Use of Active Learning for Selective Annotation of Training Data in a Supervised Classification System for Digitized Histology
Scott Doyle ; Rutgers University;
Content:
Annotation of ground truth in a data set is necessary for proper training of a supervised classification system. However, in the field of digitized histopathology, obtaining labeled ground truth is costly and time-consuming. Active learning is a method that intelligently chooses informative samples (rather than random samples) from a database for annotation. In this work, we present an active learning paradigm for the automated classification of prostate cancer from images of digitized histopathology. By selectively annotating training samples based on their uniqueness, the number of training samples necessary for accurate classification is reduced when compared with traditional randomized techniques.
Technology:
A set of Hematoxylin and Eosin stained prostate tissue slides are scanned into a computer using a whole-slide digital scanner. These images are analyzed using a set of routines implemented in the MATLAB software package.

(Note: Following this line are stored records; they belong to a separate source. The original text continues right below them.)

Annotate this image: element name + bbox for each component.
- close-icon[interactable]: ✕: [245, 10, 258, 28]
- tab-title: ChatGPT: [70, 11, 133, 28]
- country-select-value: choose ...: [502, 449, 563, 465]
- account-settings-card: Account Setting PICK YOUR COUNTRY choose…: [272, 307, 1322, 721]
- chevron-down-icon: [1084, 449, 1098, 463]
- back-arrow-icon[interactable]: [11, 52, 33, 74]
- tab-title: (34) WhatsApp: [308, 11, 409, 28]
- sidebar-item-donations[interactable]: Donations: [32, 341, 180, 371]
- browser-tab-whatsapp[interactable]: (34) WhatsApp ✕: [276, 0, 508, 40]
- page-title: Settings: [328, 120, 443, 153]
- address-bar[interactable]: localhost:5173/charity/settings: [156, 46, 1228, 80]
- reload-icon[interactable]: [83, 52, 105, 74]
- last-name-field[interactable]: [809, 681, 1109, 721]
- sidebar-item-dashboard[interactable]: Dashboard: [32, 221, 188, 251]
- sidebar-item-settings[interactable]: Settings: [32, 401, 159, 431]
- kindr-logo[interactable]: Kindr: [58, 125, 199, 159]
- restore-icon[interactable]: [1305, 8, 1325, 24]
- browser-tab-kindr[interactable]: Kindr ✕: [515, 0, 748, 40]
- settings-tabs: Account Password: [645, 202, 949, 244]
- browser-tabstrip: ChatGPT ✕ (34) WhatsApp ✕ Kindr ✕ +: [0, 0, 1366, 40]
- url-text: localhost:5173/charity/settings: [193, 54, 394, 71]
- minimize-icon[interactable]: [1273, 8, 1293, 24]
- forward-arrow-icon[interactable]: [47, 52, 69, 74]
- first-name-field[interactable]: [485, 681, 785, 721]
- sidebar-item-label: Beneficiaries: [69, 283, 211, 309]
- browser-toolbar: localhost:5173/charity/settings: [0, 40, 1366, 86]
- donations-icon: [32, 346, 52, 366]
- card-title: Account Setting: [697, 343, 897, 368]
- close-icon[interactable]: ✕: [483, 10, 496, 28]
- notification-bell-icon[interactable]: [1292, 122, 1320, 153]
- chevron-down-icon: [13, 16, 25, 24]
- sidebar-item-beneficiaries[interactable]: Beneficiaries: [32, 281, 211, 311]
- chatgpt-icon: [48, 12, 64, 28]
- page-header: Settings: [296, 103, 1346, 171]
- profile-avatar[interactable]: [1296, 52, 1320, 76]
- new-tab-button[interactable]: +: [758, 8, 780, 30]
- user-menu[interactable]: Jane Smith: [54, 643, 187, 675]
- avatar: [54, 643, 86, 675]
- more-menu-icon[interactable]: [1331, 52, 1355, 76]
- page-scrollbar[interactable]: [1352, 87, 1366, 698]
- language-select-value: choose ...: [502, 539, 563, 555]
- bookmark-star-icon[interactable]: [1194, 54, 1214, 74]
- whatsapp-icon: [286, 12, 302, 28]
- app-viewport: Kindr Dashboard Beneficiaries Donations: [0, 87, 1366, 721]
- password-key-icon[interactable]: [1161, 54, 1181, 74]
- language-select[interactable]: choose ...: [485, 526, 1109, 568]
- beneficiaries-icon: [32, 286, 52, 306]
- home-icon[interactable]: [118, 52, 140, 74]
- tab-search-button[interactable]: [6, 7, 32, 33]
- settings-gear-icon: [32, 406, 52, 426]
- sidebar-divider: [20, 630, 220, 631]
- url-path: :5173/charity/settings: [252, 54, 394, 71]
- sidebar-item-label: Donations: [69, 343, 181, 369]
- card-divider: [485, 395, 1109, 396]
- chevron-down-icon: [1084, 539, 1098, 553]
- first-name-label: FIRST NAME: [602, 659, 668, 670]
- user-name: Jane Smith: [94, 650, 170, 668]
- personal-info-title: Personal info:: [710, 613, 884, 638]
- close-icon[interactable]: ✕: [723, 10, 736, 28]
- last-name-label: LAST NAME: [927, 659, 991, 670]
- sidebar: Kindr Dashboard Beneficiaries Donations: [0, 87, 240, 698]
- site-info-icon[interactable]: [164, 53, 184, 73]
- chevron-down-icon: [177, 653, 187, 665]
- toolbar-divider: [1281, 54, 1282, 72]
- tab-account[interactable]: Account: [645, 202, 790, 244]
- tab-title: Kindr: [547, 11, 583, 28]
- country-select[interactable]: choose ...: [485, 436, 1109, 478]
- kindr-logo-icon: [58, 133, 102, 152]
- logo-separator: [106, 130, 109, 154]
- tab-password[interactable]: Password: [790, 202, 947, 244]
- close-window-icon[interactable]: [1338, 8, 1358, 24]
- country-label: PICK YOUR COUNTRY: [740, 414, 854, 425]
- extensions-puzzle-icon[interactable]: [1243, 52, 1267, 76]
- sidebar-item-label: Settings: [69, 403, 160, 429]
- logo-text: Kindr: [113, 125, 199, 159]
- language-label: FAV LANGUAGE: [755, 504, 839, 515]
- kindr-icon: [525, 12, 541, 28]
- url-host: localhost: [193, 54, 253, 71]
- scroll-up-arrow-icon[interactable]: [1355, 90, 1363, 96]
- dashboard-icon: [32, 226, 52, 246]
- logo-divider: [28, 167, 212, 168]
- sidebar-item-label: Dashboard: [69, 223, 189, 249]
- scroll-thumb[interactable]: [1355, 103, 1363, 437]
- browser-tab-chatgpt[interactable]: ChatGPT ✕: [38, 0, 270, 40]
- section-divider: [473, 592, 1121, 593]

Ground truth is labeled by an expert pathologist using standard image-editing software (Aperio ImageScope).
Design:
Our dataset consists of digitized high-resolution images of prostate histology. The goal of the supervised classification system is to detect which pixels in each image correspond to cancerous growths. From each digital image, a set of features is extracted, including Haralick co-occurrence features, Gabor filter features, and statistical greylevel features. Ground truth is annotated on each image by an expert pathologist, and from this pool of annotated data we construct a training set. In this study, we are comparing the accuracy of three different experimental setups: (1) the Randomized training set; (2) the Active Learning set; and (3) the Control set. To construct (1), we randomly sample the annotated data to generate ten sets of training data, each of which is used to train a decision tree classifier. Each of the ten decision trees casts a vote for the testing samples, so that each of the samples has between 0 and 10 votes for the cancer class. To construct (2), we append (1) with the testing pixels that received an intermediate (between 2 and 6) number of votes. In this way, we are choosing to annotate informative or difficult-to-classify samples to improve classification accuracy. These are used to retrain the ten decision tree classifiers and re-classify the images. Finally, we construct (3) by selecting samples that have either very low (0 or 1) or very high (7 through 10) votes for inclusion into the training set. By selecting these uninformative samples, we can ensure that any increase in accuracy is due to the inclusion of informative samples rather than the increase that would be expected when any data (informative or otherwise) is added to the training set.
Results:
The results of the analysis of 3 test images are shown below. We find that the classification accuracy increases when Active Learning is used to select additional training samples, and that the increase is due to the informative nature of the samples themselves, as non-informative samples (the Control group) show a smaller increase in accuracy. Shown in the table is the number of training samples used in each of the three setups, along with the accuracy obtained using that training set, for each of the three images. Note that our goal here is to show trends in accuracy rather than perfect classification; clearly, a more robust classifier can be built with a larger dataset to annotate. In each case, the classification accuracy goes up when Active Learning is employed to annotate informative samples for training. Further, the Control group uses an equal number of training samples to the Active Learning group, but achieves lower classification accuracy. This indicates that annotation of informative samples, rather than uninformative samples, is necessary to maximize classification accuracy.
Conclusion:
In this study we have presented an active learning paradigm for the training of a CAD system. By selective annotation of difficult-to-classify samples, we can increase the accuracy of the system using fewer training samples than would be necessary in a traditional training paradigm. Since labeling digitized histopathology is costly and time-consuming, we must choose to annotate only informative samples in order to maximize the ratio of accuracy to training. Implementing active learning reduces the cost of obtaining labeled ground truth samples from a pathologist by reducing the overall number of training samples necessary to obtain high classification accuracy.